Yes, if only I had not had such memories to write about. How empty are the eventless, regular, self-same days! But how free from pain… After the war broke out this emptiness, that is to say this contentment and peace, abruptly broke apart. I must have abandoned my habit, because for two years I didn't set down any of the things I'd experienced. To be living happily in the world of beliefs, in the world of opinions, to be living happily in the pursuit of knowledge, that spiritual pleasure which resembles no other delicacy – and suddenly to be thrust into the darkness of want! To crawl along a desert of famine without hope, under a maelstrom of hunger, and to witness those close to you meet their slow, uncomplaining deaths! How miserable I was that day! Whatever my wife had had, we sold. Not a linen bath towel remained. Our bedding, our bedsteads, the library my father had left me, even the pram of my poor child, my poor Orhan, went off to be pawned when its turn came. My monthly salary was fifteen lira… We even pawned the house that my mother had given me, the house that had guaranteed me an income of six lira. The bread rations we ate, the cracked wheat with olive oil we got from the school! I am in awe of my wife's fortitude. She managed to take care of both the house and the child. She is endlessly darning socks. She takes apart the old ones. She dresses me and her child.

–If only the fighting would stop! All this will be forgotten, she says.

But I do not see that this crisis has any hope of ending soon. What will become of us? From time to time I consider going abroad. But those coming from the outside say that their hunger is worse even than ours. Remembering the terror of tomorrow turns my mind upside down. I'm struck dumb. I still can't think of what to say. I can't collect my thoughts on paper.

*

14th of January

I ought not to have begun to write again in this inauspicious book! Yesterday Orhan fell ill. Our neighbour the doctor who came round to treat him as a favour told us to feed him only milk. Milk… A measure of it is half a lira! I piled all the books I own onto the back of a street porter. I sold them. Off they went. Sixty lira's worth of cash came into my hands. I bought charcoal with twenty of it. The cold was wretched.

*

30th of January

Turning it over in my mind, I realise that a life like this is no longer livable. That evening, when I was having my boots polished, I asked the shoe-shine boy how many pennies he received from his master each month.

–Twenty lira! he said. A gypsy child of sixteen! I'm the thirty-one-year-old scion of an ancient family!
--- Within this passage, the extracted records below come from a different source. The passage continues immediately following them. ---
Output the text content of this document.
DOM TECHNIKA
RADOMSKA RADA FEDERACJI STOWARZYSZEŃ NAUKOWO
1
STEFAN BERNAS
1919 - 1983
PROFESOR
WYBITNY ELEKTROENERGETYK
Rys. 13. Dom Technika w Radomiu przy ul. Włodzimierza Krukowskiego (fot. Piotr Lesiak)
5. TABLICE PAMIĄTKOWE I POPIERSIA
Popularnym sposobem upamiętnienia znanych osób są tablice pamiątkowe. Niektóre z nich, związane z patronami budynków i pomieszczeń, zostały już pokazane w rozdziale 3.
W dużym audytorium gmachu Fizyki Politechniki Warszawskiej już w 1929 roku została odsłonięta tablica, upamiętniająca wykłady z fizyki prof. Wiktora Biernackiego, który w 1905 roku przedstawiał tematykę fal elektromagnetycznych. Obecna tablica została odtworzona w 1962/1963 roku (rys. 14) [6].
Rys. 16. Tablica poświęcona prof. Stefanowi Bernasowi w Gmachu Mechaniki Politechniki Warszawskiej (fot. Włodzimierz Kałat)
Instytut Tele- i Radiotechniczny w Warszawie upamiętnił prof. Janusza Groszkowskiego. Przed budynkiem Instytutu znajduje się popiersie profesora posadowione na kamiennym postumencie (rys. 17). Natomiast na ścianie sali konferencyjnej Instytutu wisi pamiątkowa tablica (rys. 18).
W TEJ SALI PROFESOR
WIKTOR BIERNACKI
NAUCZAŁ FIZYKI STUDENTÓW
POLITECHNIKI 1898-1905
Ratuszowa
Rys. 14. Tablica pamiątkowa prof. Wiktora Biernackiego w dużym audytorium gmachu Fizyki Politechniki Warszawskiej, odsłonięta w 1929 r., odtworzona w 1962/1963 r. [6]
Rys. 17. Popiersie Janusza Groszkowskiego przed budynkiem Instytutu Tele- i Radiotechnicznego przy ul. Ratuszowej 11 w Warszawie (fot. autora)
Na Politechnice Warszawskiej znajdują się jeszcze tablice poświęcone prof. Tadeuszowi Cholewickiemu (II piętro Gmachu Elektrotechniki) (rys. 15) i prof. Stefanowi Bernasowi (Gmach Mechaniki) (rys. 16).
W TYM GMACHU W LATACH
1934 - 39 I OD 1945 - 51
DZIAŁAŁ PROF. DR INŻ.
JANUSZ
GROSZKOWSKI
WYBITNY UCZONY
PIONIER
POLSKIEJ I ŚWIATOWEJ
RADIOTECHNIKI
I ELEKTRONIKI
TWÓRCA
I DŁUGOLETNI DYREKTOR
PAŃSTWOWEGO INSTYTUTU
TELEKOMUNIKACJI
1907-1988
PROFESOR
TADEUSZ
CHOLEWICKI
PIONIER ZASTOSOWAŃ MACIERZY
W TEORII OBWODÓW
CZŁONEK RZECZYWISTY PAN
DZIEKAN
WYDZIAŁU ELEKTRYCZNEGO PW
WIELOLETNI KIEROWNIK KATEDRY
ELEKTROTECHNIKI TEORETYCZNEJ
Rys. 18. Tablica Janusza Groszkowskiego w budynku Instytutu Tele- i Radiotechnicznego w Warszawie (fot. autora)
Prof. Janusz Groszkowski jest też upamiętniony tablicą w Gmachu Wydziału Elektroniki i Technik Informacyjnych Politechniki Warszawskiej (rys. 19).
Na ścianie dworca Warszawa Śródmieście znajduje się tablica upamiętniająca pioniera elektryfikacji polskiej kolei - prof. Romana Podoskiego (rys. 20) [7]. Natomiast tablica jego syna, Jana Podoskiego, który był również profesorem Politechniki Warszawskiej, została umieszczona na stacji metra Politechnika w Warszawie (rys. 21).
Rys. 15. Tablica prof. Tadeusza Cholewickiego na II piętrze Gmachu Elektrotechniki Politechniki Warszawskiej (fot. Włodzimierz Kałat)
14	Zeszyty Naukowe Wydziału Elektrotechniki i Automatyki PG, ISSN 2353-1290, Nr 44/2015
I was brought up in the most comfortable fashion. How can I, with a wife and with a child, get by on fifteen liras a month? A challenge? It's not even possible! For two years we've been selling and scrimping, topping that up with the fifteen liras to ward off death. But it can't go on like this. In a month's time I won't have anything left to sell. I need to find a job. Teaching would fail to feed not just a man but a chicken.

*

16th of February

I had been looking for work for fifteen days. At last I found something from a bookseller, translation for ten kurush a page. I can't describe how happy it made me… Each section brings in one hundred and sixty kurush. I get thirty lira for a three-hundred-page book.

*

7th of April

I have got into the habit of doing a regular ten pages of translation a night, for which four hours will suffice. And so it goes… It seems as if our life is improving. Orhan can drink his milk. Semiha and I will be able to acquire a pair of ration boots each. The fact is that working every night without break has ruined my eyesight. But we found a solution to this. Last week I bought some glasses from the eye doctor.

*

2nd of May

Yesterday I chanced upon a friend of mine, Shem, in Cenyo… The boy had bunked off from when we were in secondary school. I used to see him from time to time. He had become a businessman.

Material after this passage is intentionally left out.